Online Program

Utilizing a web-based clinical registry to align community-based, person-centered care with improved health outcomes in hypertension via the Vermont health information exchange

Monday, November 4, 2013 : 11:30 a.m. - 11:50 a.m.

Stefani Hartsfield, Cathedral Square Corporation, South Burlington, VT
Robin Edelman, MS, RD, CDE, Health Promotion and Disease Prevention, Vermont Department of Health, Burlington, VT
Susan Kamp, MS, Health Promotion and Disease Prevention, Vermont Department of Health, Burlington
Elizabeth Davis, RN, MPH, LLD, Support and Services at Home, Vermont Health Foundation, South Burlington, VT
Background: In October 2011, the Vermont Department of Health and the Support and Services at Home (SASH) program began a partnership that linked clinical practice and SASH Community Health Workers to reduce hypertension among SASH participants. SASH utilizes a team model of coordinated health care and social support for elders and persons with disabilities living in affordable housing developments. The system is linked by two key components, Community Health Workers and the online clinical registry into which all SASH data is entered. This registry feeds the Vermont Health Information Exchange and allows for community health data to be viewed directly by hospitals and medical home practices. Methods: The SASH assessment in the registry was revised to include measures for hypertension and reports about the number of SASH participants seeing their primary care providers (PCP). A comprehensive plan was developed to execute and track the self-management of hypertension protocols in the registry. Results: The clinical registry was implemented in May 2012, among 353 SASH participants. Registry reports show 66% of participants received an annual exam from their PCP and 4.2% have received a coordinated intervention between the PCP and the Community Health Worker. 28% of SASH participants self-reported at the initial assessment that they are treated for hypertension by their PCP, but few reported self-monitoring. Since protocol implementation in January 2013, registry data shows that hypertension self-management has increased to 32% of participants. Conclusions: The integrated registry and self-management practices help improve care coordination and hypertension outcome measures.

Learning Areas:

Chronic disease management and prevention
Communication and informatics
Implementation of health education strategies, interventions and programs

Learning Objectives:
Demonstrate functionality of web based clinical registry for person centered care in identification and self management of hypertension in through community health workers and the health information exchange. Analyze results of hypertension level monitoring as a result of blood pressure management and lifestyle interventions measured by clinical registry reporting functionality shared across community and clinical providers.

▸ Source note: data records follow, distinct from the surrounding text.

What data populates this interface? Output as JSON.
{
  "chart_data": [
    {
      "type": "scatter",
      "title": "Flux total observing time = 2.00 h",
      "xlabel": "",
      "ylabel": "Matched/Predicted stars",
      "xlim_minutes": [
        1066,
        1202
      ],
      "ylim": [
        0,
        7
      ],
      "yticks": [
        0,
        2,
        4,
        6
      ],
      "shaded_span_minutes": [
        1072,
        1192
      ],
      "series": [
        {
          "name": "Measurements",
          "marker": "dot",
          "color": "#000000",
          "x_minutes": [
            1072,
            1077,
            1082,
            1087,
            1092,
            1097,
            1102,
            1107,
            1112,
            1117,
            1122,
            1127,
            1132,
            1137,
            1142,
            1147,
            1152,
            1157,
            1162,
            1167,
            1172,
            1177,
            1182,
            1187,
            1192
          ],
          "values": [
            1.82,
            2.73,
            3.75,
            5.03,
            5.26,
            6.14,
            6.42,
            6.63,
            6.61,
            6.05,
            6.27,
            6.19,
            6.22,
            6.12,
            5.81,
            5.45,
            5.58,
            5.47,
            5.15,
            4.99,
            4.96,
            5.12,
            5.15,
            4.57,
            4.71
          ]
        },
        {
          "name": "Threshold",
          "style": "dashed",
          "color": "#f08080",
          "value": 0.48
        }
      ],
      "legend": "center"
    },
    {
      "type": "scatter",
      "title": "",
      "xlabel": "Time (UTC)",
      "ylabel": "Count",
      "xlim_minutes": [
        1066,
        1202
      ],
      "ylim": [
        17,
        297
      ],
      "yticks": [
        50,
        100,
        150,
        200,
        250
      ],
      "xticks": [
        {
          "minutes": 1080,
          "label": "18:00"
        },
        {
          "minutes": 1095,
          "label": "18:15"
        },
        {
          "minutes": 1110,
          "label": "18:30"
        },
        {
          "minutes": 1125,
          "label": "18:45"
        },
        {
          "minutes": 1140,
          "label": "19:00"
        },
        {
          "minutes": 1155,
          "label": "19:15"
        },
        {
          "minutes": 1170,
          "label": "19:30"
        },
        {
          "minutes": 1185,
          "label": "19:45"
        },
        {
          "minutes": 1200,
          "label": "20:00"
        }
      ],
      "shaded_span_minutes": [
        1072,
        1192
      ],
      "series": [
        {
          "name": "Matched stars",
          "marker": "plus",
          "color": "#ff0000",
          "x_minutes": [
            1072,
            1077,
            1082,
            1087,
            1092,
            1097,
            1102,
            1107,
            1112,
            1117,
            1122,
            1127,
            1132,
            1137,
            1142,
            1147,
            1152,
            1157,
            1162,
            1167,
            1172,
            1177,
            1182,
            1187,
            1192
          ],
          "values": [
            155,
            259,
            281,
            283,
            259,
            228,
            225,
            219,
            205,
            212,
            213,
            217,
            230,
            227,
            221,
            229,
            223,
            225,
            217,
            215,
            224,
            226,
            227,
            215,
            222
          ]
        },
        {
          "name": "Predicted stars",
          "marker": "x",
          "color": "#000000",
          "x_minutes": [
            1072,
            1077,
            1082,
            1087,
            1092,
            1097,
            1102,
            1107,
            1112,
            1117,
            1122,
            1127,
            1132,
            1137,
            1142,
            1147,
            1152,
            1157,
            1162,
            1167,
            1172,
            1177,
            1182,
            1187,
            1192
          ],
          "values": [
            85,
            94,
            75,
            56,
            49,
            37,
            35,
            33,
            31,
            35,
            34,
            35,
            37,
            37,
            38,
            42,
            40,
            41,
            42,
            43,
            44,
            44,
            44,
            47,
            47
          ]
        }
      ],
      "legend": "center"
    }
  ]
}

Keyword(s): Health Information Systems, Hypertension

Presenting author's disclosure statement:

Qualified on the content I am responsible for because: I am the lead HIT program facilitator for the Support and Services at Home statewide model in collaborative care between Medicare funded community health workers and existing care providers. Additionally, I am the grant lead on the CDC Community Transformation sub-grant focusing on Hypertension and Cholesterol management as well as smoking cessation in multi-unit housing.
Any relevant financial relationships? No

I agree to comply with the American Public Health Association Conflict of Interest and Commercial Support Guidelines, and to disclose to the participants any off-label or experimental uses of a commercial product or service discussed in my presentation.